Assinado por Alessandro Vittorio Romano para Espresso Italia — A curva da gripe continua a cair, pintando um quadro de alívio tímido na respiração coletiva da Península. Segundo o último boletim da vigilância RespiVirnet do Istituto Superiore di Sanità, até agora a temporada registrou cerca de 10,4 milhões de casos desde outubro.
Na semana de 19 a 25 de janeiro foram notificados 10,1 episódios de infecções respiratórias agudas por 1.000 habitantes, em queda face aos 11,3 da semana anterior. A redução é generalizada entre as diferentes faixas etárias, com uma exceção sensível: as crianças menores de quatro anos mantêm-se estáveis, com uma taxa de 40 casos por 1.000.
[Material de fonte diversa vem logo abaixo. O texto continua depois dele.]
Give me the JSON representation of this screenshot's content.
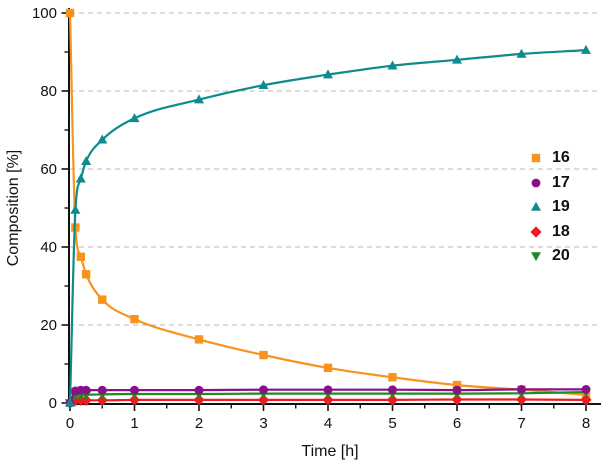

Geograficamente, as diferenças permanecem contidas. A intensidade é classificada como baixa na maioria das regiões italianas; Ligúria e Molise já alcançaram o nível basal, enquanto Puglia, Basilicata e Campânia ainda apresentam intensidade média.
Também diminuiu a circulação dos vírus influenzais: eles correspondem a cerca de 14% das amostras analisadas pelos laboratórios da rede de vigilância. O boletim destaca, de modo geral, que outros vírus respiratórios seguem em circulação, influenciando os ritmos da temporada.
Como observador atento dos ciclos que moldam o nosso bem-estar, vejo nessa desaceleração a metáfora de um outono tardio que cede espaço a um despertar mais calmo. A cidade respira de forma um pouco mais livre; a colheita de hábitos cuidados — lavagem das mãos, ventilação dos ambientes, atenção aos sintomas — começa a dar frutos na diminuição dos casos.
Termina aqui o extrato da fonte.